THANK God for church organists who have the gift and skill of transposition! So many great hymns are set in keys that most worshippers can’t manage; but then along comes an organist who sees the problem, transposes the hymn down to a reachable key, and then — behold! — the whole church is singing again, and not just the choir.

Transposition itself is a beautiful and mysterious thing and, therefore, a compelling metaphor for much more than itself. In one sense, transposition changes all the original notes in a piece and so makes it new; but, in another sense, it changes nothing: it preserves everything that made the original music in the first place. It preserves tempo and melody, the intervals between the notes remain constant, all the harmonies and possibilities of new harmony are preserved — and more than preserved; for the new key makes them available to those for whom they were previously out of reach, out of range.

This is why George Herbert, himself such a lover and practitioner of music, reached for transposition as a metaphor for prayer in that mysterious line from his poem “Prayer”: “The six-days world transposing in an hour.”

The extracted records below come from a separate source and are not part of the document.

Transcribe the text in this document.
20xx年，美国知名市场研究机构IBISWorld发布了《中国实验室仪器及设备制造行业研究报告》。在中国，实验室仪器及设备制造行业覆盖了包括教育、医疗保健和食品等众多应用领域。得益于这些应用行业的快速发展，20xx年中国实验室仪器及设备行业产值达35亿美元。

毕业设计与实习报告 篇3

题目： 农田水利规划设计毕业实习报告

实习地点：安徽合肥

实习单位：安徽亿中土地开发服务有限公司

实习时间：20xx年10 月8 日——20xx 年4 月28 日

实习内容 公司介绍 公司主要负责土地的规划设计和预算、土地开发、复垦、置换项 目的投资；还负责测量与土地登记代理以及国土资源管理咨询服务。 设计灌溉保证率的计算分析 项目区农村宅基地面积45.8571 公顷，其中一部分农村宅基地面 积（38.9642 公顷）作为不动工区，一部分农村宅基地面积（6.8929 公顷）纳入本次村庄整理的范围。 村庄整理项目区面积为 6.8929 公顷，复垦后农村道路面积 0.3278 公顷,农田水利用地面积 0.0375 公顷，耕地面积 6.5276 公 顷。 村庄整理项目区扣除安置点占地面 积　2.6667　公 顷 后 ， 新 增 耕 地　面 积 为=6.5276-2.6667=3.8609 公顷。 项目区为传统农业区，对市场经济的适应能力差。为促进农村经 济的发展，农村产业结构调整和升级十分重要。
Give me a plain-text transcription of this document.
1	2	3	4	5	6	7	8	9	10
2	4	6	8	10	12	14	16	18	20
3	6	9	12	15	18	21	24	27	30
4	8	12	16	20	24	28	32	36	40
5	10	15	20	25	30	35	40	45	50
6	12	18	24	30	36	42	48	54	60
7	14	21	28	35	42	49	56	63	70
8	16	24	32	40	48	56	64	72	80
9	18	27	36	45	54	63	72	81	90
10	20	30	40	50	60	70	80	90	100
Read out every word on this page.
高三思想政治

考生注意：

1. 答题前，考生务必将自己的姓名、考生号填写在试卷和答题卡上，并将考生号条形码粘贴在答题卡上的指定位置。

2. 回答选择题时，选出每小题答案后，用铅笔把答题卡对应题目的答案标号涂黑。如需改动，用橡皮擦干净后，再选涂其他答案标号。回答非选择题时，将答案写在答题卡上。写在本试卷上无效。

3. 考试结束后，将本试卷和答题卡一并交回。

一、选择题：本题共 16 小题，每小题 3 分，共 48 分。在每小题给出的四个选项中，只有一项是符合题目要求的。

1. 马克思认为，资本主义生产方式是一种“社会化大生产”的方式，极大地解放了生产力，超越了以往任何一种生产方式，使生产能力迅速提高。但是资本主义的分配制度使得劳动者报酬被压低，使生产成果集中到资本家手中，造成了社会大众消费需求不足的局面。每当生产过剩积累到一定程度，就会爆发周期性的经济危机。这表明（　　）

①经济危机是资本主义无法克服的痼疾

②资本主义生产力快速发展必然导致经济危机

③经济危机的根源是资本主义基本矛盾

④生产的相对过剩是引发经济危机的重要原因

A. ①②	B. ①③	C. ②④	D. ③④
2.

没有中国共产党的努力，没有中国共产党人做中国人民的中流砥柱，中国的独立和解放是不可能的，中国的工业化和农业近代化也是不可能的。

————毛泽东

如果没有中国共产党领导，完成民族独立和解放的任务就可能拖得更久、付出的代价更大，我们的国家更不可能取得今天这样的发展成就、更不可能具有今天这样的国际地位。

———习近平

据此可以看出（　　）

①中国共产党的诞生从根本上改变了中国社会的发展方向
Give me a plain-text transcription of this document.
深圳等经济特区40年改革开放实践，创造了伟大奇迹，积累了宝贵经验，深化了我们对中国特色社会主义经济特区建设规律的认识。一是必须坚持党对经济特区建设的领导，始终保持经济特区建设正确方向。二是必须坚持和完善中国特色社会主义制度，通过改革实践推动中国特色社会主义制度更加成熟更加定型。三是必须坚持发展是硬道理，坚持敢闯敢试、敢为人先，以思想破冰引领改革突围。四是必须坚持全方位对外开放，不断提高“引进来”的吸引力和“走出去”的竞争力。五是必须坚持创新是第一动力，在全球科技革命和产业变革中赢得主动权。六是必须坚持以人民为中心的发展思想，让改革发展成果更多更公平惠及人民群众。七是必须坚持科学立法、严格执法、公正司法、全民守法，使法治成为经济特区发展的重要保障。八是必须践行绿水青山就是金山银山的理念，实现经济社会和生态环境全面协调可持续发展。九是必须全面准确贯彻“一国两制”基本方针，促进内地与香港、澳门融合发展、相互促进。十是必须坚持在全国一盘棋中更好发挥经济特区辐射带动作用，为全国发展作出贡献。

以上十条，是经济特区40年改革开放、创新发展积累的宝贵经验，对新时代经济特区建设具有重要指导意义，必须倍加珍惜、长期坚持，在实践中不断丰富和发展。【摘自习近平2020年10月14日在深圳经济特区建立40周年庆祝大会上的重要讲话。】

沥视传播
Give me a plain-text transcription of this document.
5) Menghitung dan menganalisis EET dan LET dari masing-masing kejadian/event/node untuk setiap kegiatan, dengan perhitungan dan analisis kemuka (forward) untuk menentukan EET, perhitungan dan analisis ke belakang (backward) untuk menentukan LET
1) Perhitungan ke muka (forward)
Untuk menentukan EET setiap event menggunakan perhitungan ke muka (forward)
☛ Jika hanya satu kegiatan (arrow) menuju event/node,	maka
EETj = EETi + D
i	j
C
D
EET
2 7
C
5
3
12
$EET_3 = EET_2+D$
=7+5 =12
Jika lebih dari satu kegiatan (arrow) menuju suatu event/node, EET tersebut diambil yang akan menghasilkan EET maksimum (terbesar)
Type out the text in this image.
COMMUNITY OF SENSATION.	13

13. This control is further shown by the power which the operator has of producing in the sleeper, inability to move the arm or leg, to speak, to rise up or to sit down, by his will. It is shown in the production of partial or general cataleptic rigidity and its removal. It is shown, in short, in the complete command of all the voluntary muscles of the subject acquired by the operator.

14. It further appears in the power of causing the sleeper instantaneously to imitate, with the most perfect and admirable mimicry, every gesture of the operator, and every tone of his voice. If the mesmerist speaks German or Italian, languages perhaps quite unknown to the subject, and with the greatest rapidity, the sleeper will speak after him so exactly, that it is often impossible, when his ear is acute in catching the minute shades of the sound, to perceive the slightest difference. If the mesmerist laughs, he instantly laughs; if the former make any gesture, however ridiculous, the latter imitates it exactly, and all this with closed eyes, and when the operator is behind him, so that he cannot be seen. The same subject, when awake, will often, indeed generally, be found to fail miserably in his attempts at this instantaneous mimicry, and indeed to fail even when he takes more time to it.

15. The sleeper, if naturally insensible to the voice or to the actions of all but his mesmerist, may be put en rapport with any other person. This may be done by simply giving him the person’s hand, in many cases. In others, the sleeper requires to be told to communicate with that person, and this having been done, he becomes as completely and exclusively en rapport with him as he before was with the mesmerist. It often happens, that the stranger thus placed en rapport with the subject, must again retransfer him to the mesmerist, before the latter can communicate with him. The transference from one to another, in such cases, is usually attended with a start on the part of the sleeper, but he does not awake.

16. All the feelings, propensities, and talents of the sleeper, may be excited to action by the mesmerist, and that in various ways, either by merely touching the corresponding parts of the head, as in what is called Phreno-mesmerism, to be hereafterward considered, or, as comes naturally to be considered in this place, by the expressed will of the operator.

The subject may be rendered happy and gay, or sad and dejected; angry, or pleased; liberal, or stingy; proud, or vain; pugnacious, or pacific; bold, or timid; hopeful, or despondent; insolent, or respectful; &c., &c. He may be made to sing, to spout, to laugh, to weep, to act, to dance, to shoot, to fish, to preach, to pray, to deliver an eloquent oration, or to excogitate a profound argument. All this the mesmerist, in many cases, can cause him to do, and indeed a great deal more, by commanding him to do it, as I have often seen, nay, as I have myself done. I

“The six-days world” refers not only to the whole world that God made in the six days of creation, but also to “the six-days world” that is our working week, the week past, whose memory and impact we bring into church with us, and the week to come, for which our Sunday worship is preparing and reorientating us

So, Herbert offers the insight that prayer itself is a kind of transposition: that everyday experiences that have been somehow unmanageable for us, out of our range, might be transposed as we pray through them, accommodated within our range. For Herbert, prayer does not ignore “the six-days world”, the constant cycles of unnerving news, the noise and pain and clamour of daily life, but, rather, seeks to transpose that dissonance into the key of love — a transposition, perhaps, from a minor to a major.

As I worked on a poem about this phrase of Herbert’s, I realised that I was articulating something that I had felt for a long time about the damaging and depressing effect of barrages of bad news, unprayed through, accumulating as a kind of cacophony in the mind. We need the gift of transposition, and the power to hear, however tiny it might seem, the eternal tuning fork that sounds Christ’s love in the midst of things. If you have been as disturbed and distressed, as I have, by the news in recent days, I hope this sonnet will help.

 

The six-days world transposing in an hour 

Twenty-four seven in “the six-days world”,
In endless cycles of unnerving news,
Relentlessly our restless hurts are hurled
Through empty cyber-space. Is there no muse
To make of all that pain an elegy,
Or in those waves of white noise to discern
Christ’s inner cantus firmus, that deep tone
That might give rise at last to harmony? 

We may not seal it off or drown it out,
Nor close our hearts down in the hour of prayer,
But, listening through dissonance and doubt,
Wait in the space between, until we hear
A change of key, a secret chord disclosed,
A kind of tune, and all the world transposed.